Friday, February 20, 2015

Circular economy in a finite world

With an increasing world population and a desire for prosperity for all, it becomes ever more clear that not only primary energy sources such as oil are in decline, but that we are likely moving towards a 'peak everything' scenario as GMO's Grantham pointed out in 2011. Whether we agree with the data points and time lines in the scenario or not, we must confess that there are clear limits of the linear consumption flow of 'take - make - dispose'. Not only are we rapidly exploiting natural resources for short-lived consumer goods, we also do not have any answer to their final destination but the landfill. This is bad news on both ends: the sourcing and the disposition.

We clearly need a new model. Not only is this environmentally mandated, but also makes economic sense. Here is where the concept of a circular economy comes in. Certainly not a new idea, it seems to now gain some real momentum as companies realize that rising resource prices and possible disruptions of the supply chain can pose direct risk to their bottom line. The amount of embedded energy, labor and material cost in each product is simply too high to discard in the linear flow. And that does not even consider the externalized environmental cost (GHG emissions, waste, etc.).

The circular model has recently been formalized by the Ellen MacArthur foundation. Former global solo sailor MacArthur has united the forces of many large multinationals to define and put in practice the concept of a circular economy. The foundation provides a solid set of research documents and case studies and brings together professionals to jointly work towards this model. Even the 2015 world economic forum in Davos had a dedicated track for the circular economy with William McDonough leading the program.

So, what is this about? While this is a much deeper topic, I will try to give a high-level overview.

As defined by Braungart / McDonough the cradle-to-cradle design philosophy distinguishes between products of consumption (such as shampoo, cleaning products, etc.) and products of service (such as cars, phones, printers, etc.). For the latter, the circular model differentiates between biological and technical product components. Focusing on the technical 'nutrients', products should be designed with the following goals:

  • we are users, not consumers: instead of acquiring a product from a vendor, we only get the right to use for its useful life. This shift in ownership ensures that the technical nutrients are entirely returned to the manufacturer for upcycling.
  • the principle of circularity: products should be able to be first repaired by the user, then maintained by a service provider, then reused or redistributed by the product manufacturer and finally refurbished or recycled by the parts manufacturer.
  • cascading use: products and components or materials should be designed to be able to function in various stages of their life. Today's cell phone processor could be a control unit in tomorrow's dishwasher.
  • modularity: to maximize the reclaim rate on recycling, products must use no blended or toxic materials. Period. And they must maximize modularity to support reuse and repair. 

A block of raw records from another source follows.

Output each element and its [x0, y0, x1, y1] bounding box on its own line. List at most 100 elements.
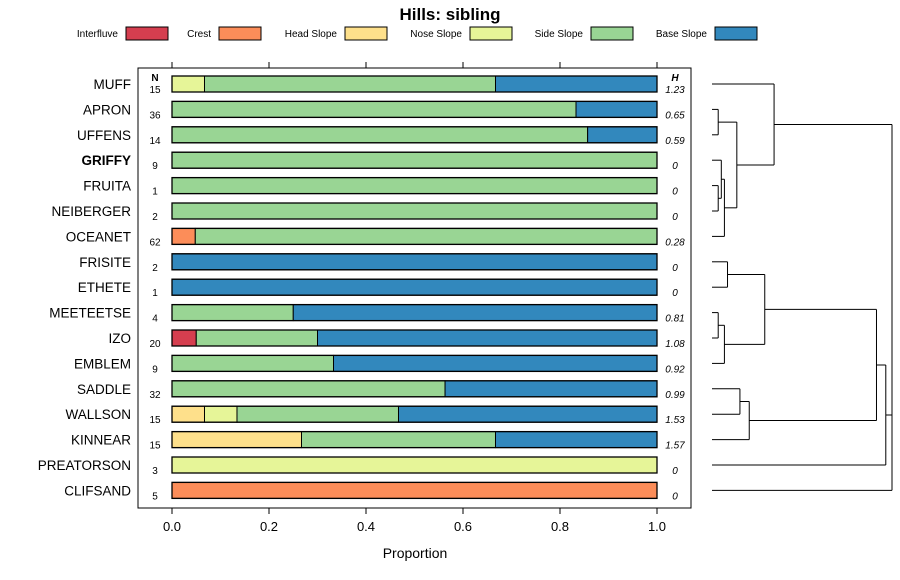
bar-segment-head-slope [171, 405, 205, 423]
row-label: SADDLE [77, 382, 131, 397]
row-h-value: 0 [672, 288, 678, 299]
row-n-value: 9 [152, 364, 158, 375]
row-n-value: 32 [149, 390, 161, 401]
bar-segment-side-slope [171, 151, 658, 169]
x-tick-label: 0.0 [163, 519, 181, 534]
row-n-value: 36 [149, 110, 161, 121]
row-label: OCEANET [66, 229, 131, 244]
legend-label-side-slope: Side Slope [535, 29, 584, 40]
row-h-value: 1.23 [665, 85, 685, 96]
row-h-value: 0 [672, 263, 678, 274]
row-label: UFFENS [77, 128, 131, 143]
legend-swatch-interfluve [125, 26, 169, 41]
bar-outline [171, 303, 658, 322]
bar-outline [171, 481, 658, 500]
row-n-value: 15 [149, 85, 161, 96]
row-label: PREATORSON [38, 458, 131, 473]
bar-outline [171, 100, 658, 119]
bar-outline [171, 405, 658, 423]
legend-swatch-side-slope [590, 26, 634, 41]
row-label: WALLSON [65, 407, 131, 422]
row-n-value: 2 [152, 263, 158, 274]
legend-label-interfluve: Interfluve [77, 29, 119, 40]
bar-segment-base-slope [292, 304, 658, 322]
row-oceanet: OCEANET 62 0.28 [66, 227, 685, 248]
row-n-value: 1 [152, 288, 158, 299]
bar-segment-side-slope [300, 431, 496, 449]
bar-segment-side-slope [171, 202, 658, 220]
row-h-value: 1.53 [665, 415, 685, 426]
row-n-value: 15 [149, 415, 161, 426]
row-label: MUFF [94, 77, 132, 92]
bar-segment-nose-slope [203, 405, 238, 423]
row-h-value: 0 [672, 161, 678, 172]
row-label: EMBLEM [74, 356, 131, 371]
row-neiberger: NEIBERGER 2 0 [51, 202, 678, 223]
row-label: FRISITE [79, 255, 131, 270]
bar-segment-side-slope [171, 100, 577, 118]
bar-outline [171, 456, 658, 474]
bar-outline [171, 278, 658, 296]
row-ethete: ETHETE 1 0 [78, 278, 678, 299]
x-tick-label: 0.2 [260, 519, 278, 534]
dendrogram [712, 83, 893, 491]
chart-title: Hills: sibling [399, 5, 500, 24]
row-label: CLIFSAND [64, 483, 131, 498]
legend-swatch-base-slope [714, 26, 758, 41]
bar-segment-base-slope [397, 405, 658, 423]
row-h-value: 1.57 [665, 441, 685, 452]
row-h-value: 1.08 [665, 339, 685, 350]
bar-segment-head-slope [171, 431, 302, 449]
row-h-value: 0.59 [665, 136, 685, 147]
x-axis: 0.0 0.2 0.4 0.6 0.8 1.0 [163, 62, 666, 534]
bar-segment-base-slope [444, 380, 658, 398]
legend-label-crest: Crest [187, 29, 211, 40]
row-h-value: 0 [672, 187, 678, 198]
bar-segment-nose-slope [171, 456, 658, 474]
legend-label-nose-slope: Nose Slope [410, 29, 462, 40]
row-muff: MUFF 15 1.23 [94, 75, 685, 96]
bar-segment-base-slope [171, 278, 658, 296]
bar-outline [171, 126, 658, 144]
row-n-value: 62 [149, 237, 161, 248]
legend-label-head-slope: Head Slope [285, 29, 338, 40]
row-h-value: 0 [672, 212, 678, 223]
row-n-value: 9 [152, 161, 158, 172]
row-label: APRON [83, 102, 131, 117]
row-griffy: GRIFFY 9 0 [82, 151, 678, 172]
row-izo: IZO 20 1.08 [109, 329, 685, 350]
bar-outline [171, 176, 658, 195]
row-h-value: 0.65 [665, 110, 685, 121]
bar-outline [171, 151, 658, 169]
legend-swatch-head-slope [344, 26, 388, 41]
bar-segment-side-slope [171, 177, 658, 195]
row-n-value: 14 [149, 136, 161, 147]
row-apron: APRON 36 0.65 [83, 100, 685, 121]
bar-segment-side-slope [236, 405, 399, 423]
n-column-header: N [151, 73, 158, 84]
row-label: GRIFFY [82, 153, 132, 168]
bar-segment-base-slope [575, 100, 658, 118]
legend: Interfluve Crest Head Slope Nose Slope Side … [77, 26, 758, 41]
bar-segment-side-slope [171, 126, 589, 144]
plot-frame [137, 67, 692, 509]
bar-segment-interfluve [171, 329, 197, 347]
bar-segment-side-slope [171, 354, 335, 372]
legend-swatch-crest [218, 26, 262, 41]
row-label: NEIBERGER [51, 204, 131, 219]
row-emblem: EMBLEM 9 0.92 [74, 354, 685, 375]
row-h-value: 0 [672, 491, 678, 502]
bar-segment-side-slope [171, 304, 294, 322]
bar-segment-side-slope [194, 227, 658, 245]
row-n-value: 1 [152, 187, 158, 198]
row-n-value: 2 [152, 212, 158, 223]
row-h-value: 0 [672, 466, 678, 477]
row-label: KINNEAR [71, 433, 131, 448]
legend-swatch-nose-slope [469, 26, 513, 41]
row-n-value: 3 [152, 466, 158, 477]
bar-segment-nose-slope [171, 75, 205, 93]
row-label: IZO [109, 331, 132, 346]
bar-segment-side-slope [171, 380, 446, 398]
row-meeteetse: MEETEETSE 4 0.81 [49, 303, 685, 325]
row-n-value: 20 [149, 339, 161, 350]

The concept of a circular economy is also met with the growing support for an access economy. Many of the things we source new today are already available, although not owned by the person in (temporary) need of the product. If we only had convenient and reliable access to a product for use, we would not need to buy it. This is also the driving concept behind all forms of the sharing economy that is taking off  in many industries from ride/car sharing to couch surfing to sharing anything on snapgoods/simplist.

If these concepts have been around for a while, why is it now making a difference? Here are some reasons:

  • I believe the increasing resource scarcity will force consumer goods companies to look at their supply chains for circular potential. According to MacArthur research, this is an almost unprecedented savings opportunity.
  • IT systems can now trace materials through the supply chain and optimize their use efficiently. This also leads to new accounting models tracking circularity (such as material flow cost accounting).
  • The next generation of consumers will question the very assumption of consumption and qualify themselves as users in a sharing economy. Although psychologically not intuitive, there is no implicit reduction in prosperity when sharing.
  • Social media can advocate circular products much faster and compete with traditional linear product marketing which silences all negative consumption consequences.
These factors will make for a very interesting decade where new circular products will emerge and challenge the status quo of our wasteful linear flow.